In Guam, the government activated its Tropical Cyclone Conditions of Readiness, a staged alert system, and the Legislature passed a $25 million emergency response bill ahead of the storm. The island’s Joint Information Center published public safety directives, including a blunt instruction: “REMAIN INDOORS UNTIL COR 4 IS ANNOUNCED.”
In the Commonwealth of the Northern Mariana Islands, Gov. David M. Apatang declared a state of emergency and typhoon conditions in early April.

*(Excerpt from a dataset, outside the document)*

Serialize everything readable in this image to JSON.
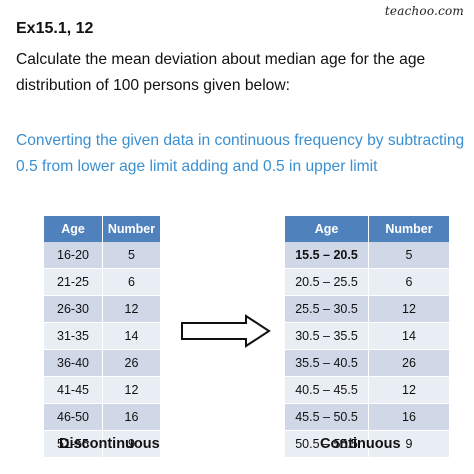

He issued Executive Order 2026-005, effective April 11, imposing a territorywide freeze on prices for goods and housing rentals, with criminal penalties for violations, to deter price gouging as residents stocked up ahead of Sinlaku.
At the federal level, the president approved pre-landfall emergency declarations for both Guam and the Northern Mariana Islands, unlocking disaster assistance tools under the Stafford Act and authorizing FEMA to move aid into place before the storm hits. FEMA pre-deployed staff and coordinated with other agencies for potential search-and-rescue, logistics and communications support.

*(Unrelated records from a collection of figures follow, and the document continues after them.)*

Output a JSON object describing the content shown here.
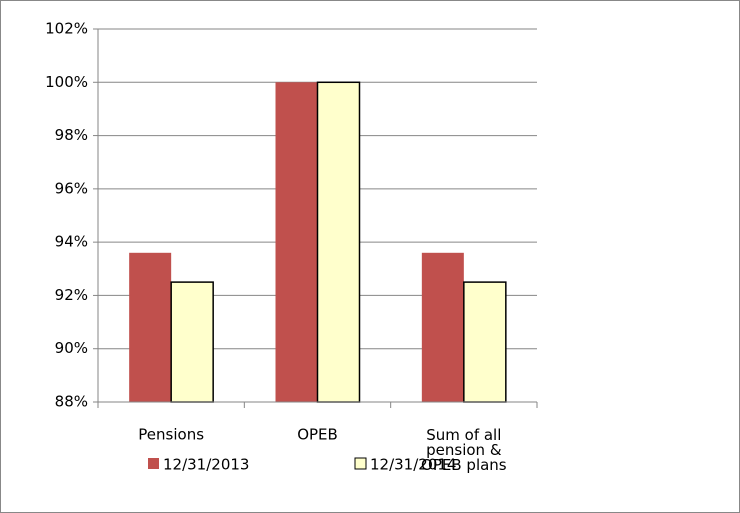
{
  "chart_data": {
    "type": "bar",
    "categories": [
      "Pensions",
      "OPEB",
      "Sum of all pension & OPEB plans"
    ],
    "series": [
      {
        "name": "12/31/2013",
        "color": "#c0504d",
        "values": [
          93.6,
          100,
          93.6
        ]
      },
      {
        "name": "12/31/2014",
        "color": "#ffffcc",
        "values": [
          92.5,
          100,
          92.5
        ]
      }
    ],
    "ylim": [
      88,
      102
    ],
    "yticks": [
      {
        "value": 88,
        "label": "88%"
      },
      {
        "value": 90,
        "label": "90%"
      },
      {
        "value": 92,
        "label": "92%"
      },
      {
        "value": 94,
        "label": "94%"
      },
      {
        "value": 96,
        "label": "96%"
      },
      {
        "value": 98,
        "label": "98%"
      },
      {
        "value": 100,
        "label": "100%"
      },
      {
        "value": 102,
        "label": "102%"
      }
    ],
    "grid": true,
    "legend": "bottom"
  }
}
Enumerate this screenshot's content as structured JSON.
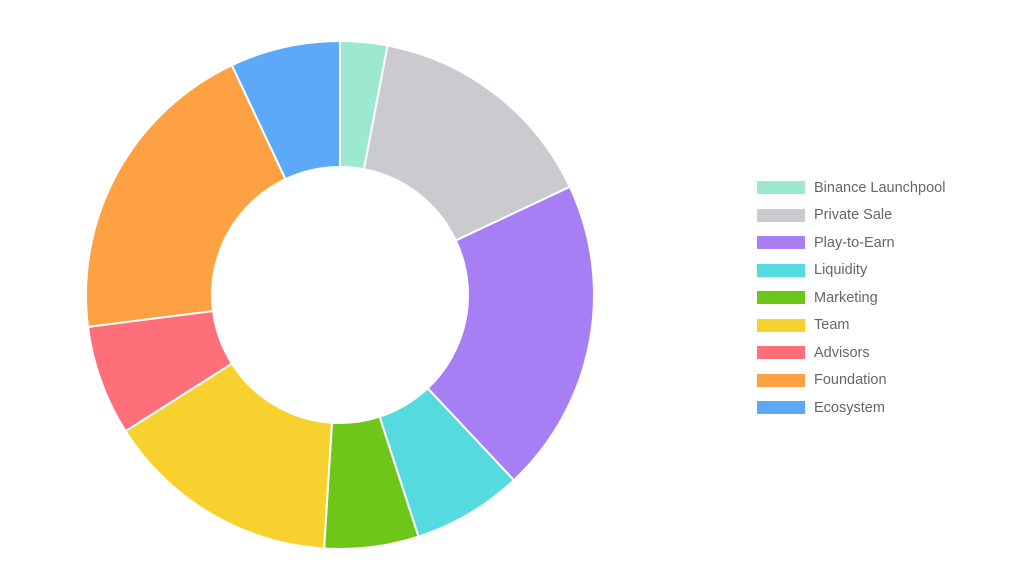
{
  "chart_data": {
    "type": "pie",
    "variant": "doughnut",
    "legend_position": "right",
    "categories": [
      "Binance Launchpool",
      "Private Sale",
      "Play-to-Earn",
      "Liquidity",
      "Marketing",
      "Team",
      "Advisors",
      "Foundation",
      "Ecosystem"
    ],
    "values": [
      3,
      15,
      20,
      7,
      6,
      15,
      7,
      20,
      7
    ],
    "colors": [
      "#9de8d0",
      "#c9cbcf",
      "#a77ff5",
      "#55dadf",
      "#6ec619",
      "#f7d22f",
      "#fe6f79",
      "#fea142",
      "#5ca9f7"
    ],
    "border_color": "#ffffff"
  }
}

“We are ready to respond to this event,” FEMA regional administrator Robert Fenton said.
The Associated Press reported that the U.S. military moved cutters out of Apra Harbor on Guam and put bases into readiness status, underscoring both the humanitarian and strategic stakes. Guam is home to major U.S. air and naval installations seen as key to U.S. operations in the Pacific.
About 170,000 people live on Guam and roughly 50,000 in the Northern Mariana Islands, mainly on Saipan, Tinian and Rota. Many residents in the Northern Marianas live in less robust housing and rely heavily on imported food, fuel and other essentials, raising the risk of prolonged disruptions to power, water and supplies if infrastructure is damaged.

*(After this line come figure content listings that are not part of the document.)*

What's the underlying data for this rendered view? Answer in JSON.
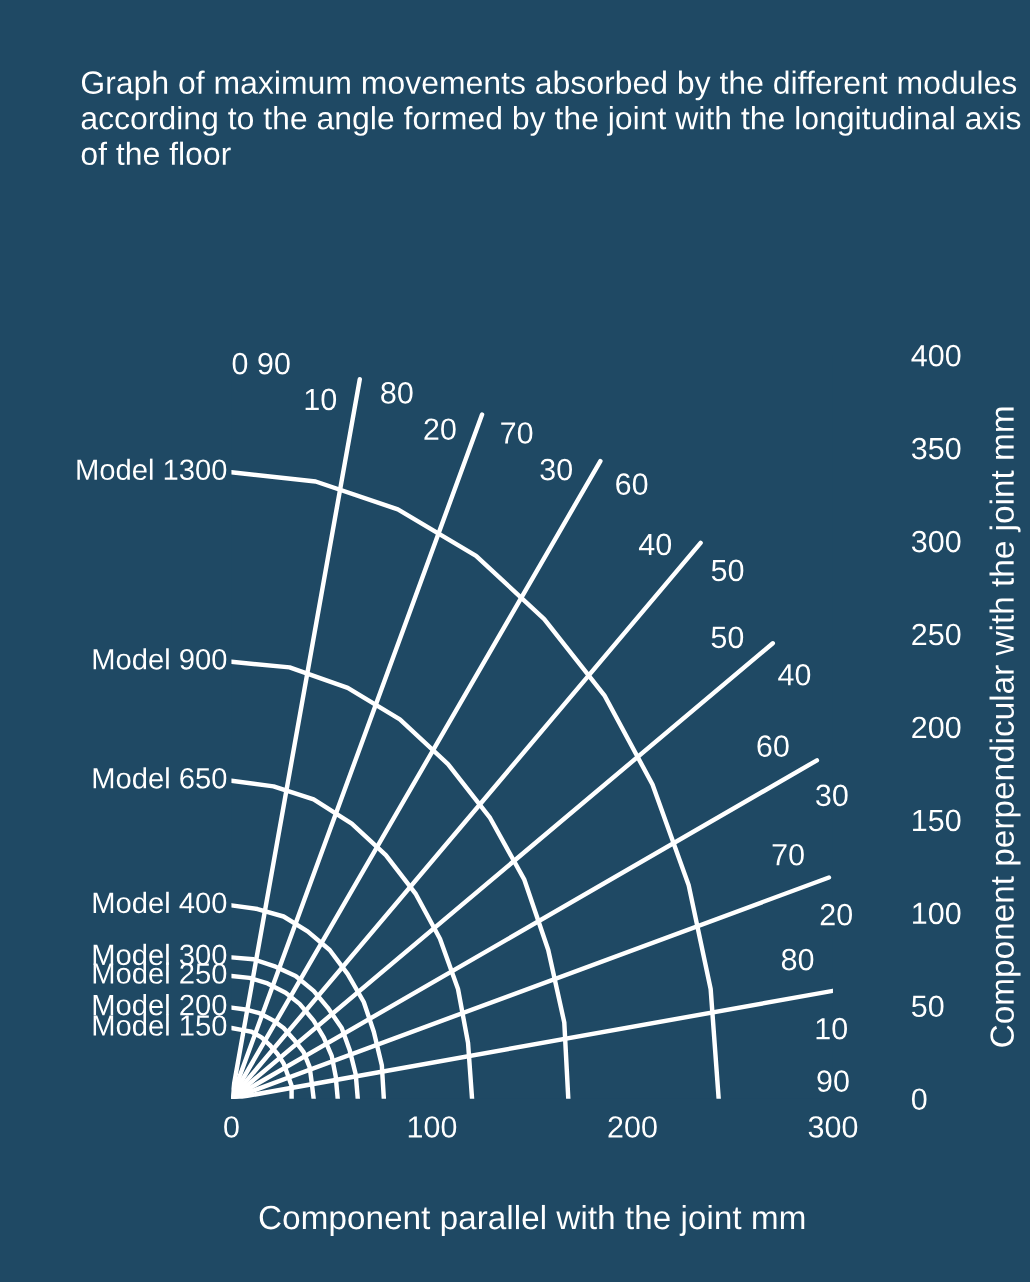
{
  "chart_data": {
    "type": "line",
    "title": "Graph of maximum movements absorbed by the different modules according to the angle formed by the joint with the longitudinal axis of the floor",
    "xlabel": "Component parallel with the joint mm",
    "ylabel": "Component perpendicular with the joint mm",
    "xlim": [
      0,
      300
    ],
    "ylim": [
      0,
      400
    ],
    "xticks": [
      0,
      100,
      200,
      300
    ],
    "yticks": [
      0,
      50,
      100,
      150,
      200,
      250,
      300,
      350,
      400
    ],
    "grid": false,
    "legend": false,
    "marker": "none",
    "line_style": "solid",
    "series": [
      {
        "name": "Model 1300",
        "color": "#ffffff",
        "x": [
          0,
          42,
          83,
          122,
          156,
          186,
          210,
          228,
          239,
          243
        ],
        "values": [
          337,
          332,
          317,
          292,
          258,
          217,
          169,
          115,
          59,
          0
        ]
      },
      {
        "name": "Model 900",
        "color": "#ffffff",
        "x": [
          0,
          29,
          58,
          84,
          108,
          129,
          146,
          158,
          166,
          168
        ],
        "values": [
          235,
          232,
          221,
          204,
          180,
          151,
          118,
          80,
          41,
          0
        ]
      },
      {
        "name": "Model 650",
        "color": "#ffffff",
        "x": [
          0,
          21,
          41,
          60,
          77,
          92,
          104,
          113,
          118,
          120
        ],
        "values": [
          171,
          168,
          161,
          148,
          131,
          110,
          86,
          59,
          30,
          0
        ]
      },
      {
        "name": "Model 400",
        "color": "#ffffff",
        "x": [
          0,
          13,
          26,
          38,
          49,
          58,
          66,
          71,
          75,
          76
        ],
        "values": [
          104,
          102,
          98,
          90,
          80,
          67,
          52,
          36,
          18,
          0
        ]
      },
      {
        "name": "Model 300",
        "color": "#ffffff",
        "x": [
          0,
          11,
          22,
          32,
          41,
          48,
          55,
          59,
          62,
          63
        ],
        "values": [
          76,
          75,
          71,
          66,
          58,
          49,
          38,
          26,
          13,
          0
        ]
      },
      {
        "name": "Model 250",
        "color": "#ffffff",
        "x": [
          0,
          9,
          18,
          27,
          34,
          41,
          46,
          50,
          52,
          53
        ],
        "values": [
          66,
          65,
          62,
          57,
          51,
          42,
          33,
          23,
          12,
          0
        ]
      },
      {
        "name": "Model 200",
        "color": "#ffffff",
        "x": [
          0,
          7,
          14,
          21,
          26,
          31,
          36,
          39,
          40,
          41
        ],
        "values": [
          49,
          48,
          46,
          42,
          38,
          32,
          25,
          17,
          9,
          0
        ]
      },
      {
        "name": "Model 150",
        "color": "#ffffff",
        "x": [
          0,
          5,
          10,
          15,
          19,
          23,
          26,
          28,
          30,
          30
        ],
        "values": [
          38,
          37,
          36,
          33,
          29,
          24,
          19,
          13,
          7,
          0
        ]
      },
      {
        "color": "#ffffff",
        "x": [
          0,
          64
        ],
        "values": [
          0,
          387
        ]
      },
      {
        "color": "#ffffff",
        "x": [
          0,
          125
        ],
        "values": [
          0,
          368
        ]
      },
      {
        "color": "#ffffff",
        "x": [
          0,
          184
        ],
        "values": [
          0,
          343
        ]
      },
      {
        "color": "#ffffff",
        "x": [
          0,
          234
        ],
        "values": [
          0,
          299
        ]
      },
      {
        "color": "#ffffff",
        "x": [
          0,
          270
        ],
        "values": [
          0,
          245
        ]
      },
      {
        "color": "#ffffff",
        "x": [
          0,
          292
        ],
        "values": [
          0,
          182
        ]
      },
      {
        "color": "#ffffff",
        "x": [
          0,
          298
        ],
        "values": [
          0,
          119
        ]
      },
      {
        "color": "#ffffff",
        "x": [
          0,
          300
        ],
        "values": [
          0,
          58
        ]
      }
    ],
    "annotations": [
      "0 90",
      "10",
      "80",
      "20",
      "70",
      "30",
      "60",
      "40",
      "50",
      "50",
      "40",
      "60",
      "30",
      "70",
      "20",
      "80",
      "10",
      "90"
    ]
  }
}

The region is still recovering from Super Typhoon Yutu in 2018, which caused extensive damage in the Northern Mariana Islands. That recent experience has heightened anxiety over Sinlaku’s potential to tear roofs from homes, down power lines and trigger landslides and mudslides in steep terrain.
NWS products and local reports warned of life-threatening storm surge, destructive winds and intense rainfall, along with the potential for extended outages of electricity, water service and telecommunications. Authorities prepared shelters and anticipated port and airport disruptions, though detailed closure and damage information was not yet available as the storm approached.
Meteorologists say Sinlaku stands out not only for its intensity but also for its timing. In the northwestern Pacific, the most powerful typhoons usually form between June and November. NASA and climate analysts described Sinlaku as one of only a small number of storms to reach Category 5 strength so early in the year in the Northern Hemisphere, and the second Category 5–strength tropical cyclone globally in 2026, after Tropical Cyclone Horacio in February.
Recent years have seen a handful of unusually intense early-season storms in the basin, including Super Typhoon Surigae in April 2021, previously noted as the strongest April typhoon on record. Some forecasters have linked Sinlaku’s development to large-scale patterns associated with El Niño, which can shape where and how tropical cyclones form and intensify in the Pacific. Scientists emphasize that determining whether climate change played a role in any single storm requires dedicated attribution studies.
As Sinlaku bore down on Guam and the Northern Mariana Islands on Tuesday, emergency officials stressed that the full extent of its impact would not be clear until after the core of the storm passed and assessments could begin. For now, they urged residents to shelter in place, heed evacuation and safety instructions, and prepare for the possibility that recovery from one of the Pacific’s most powerful early-season typhoons could take weeks or longer.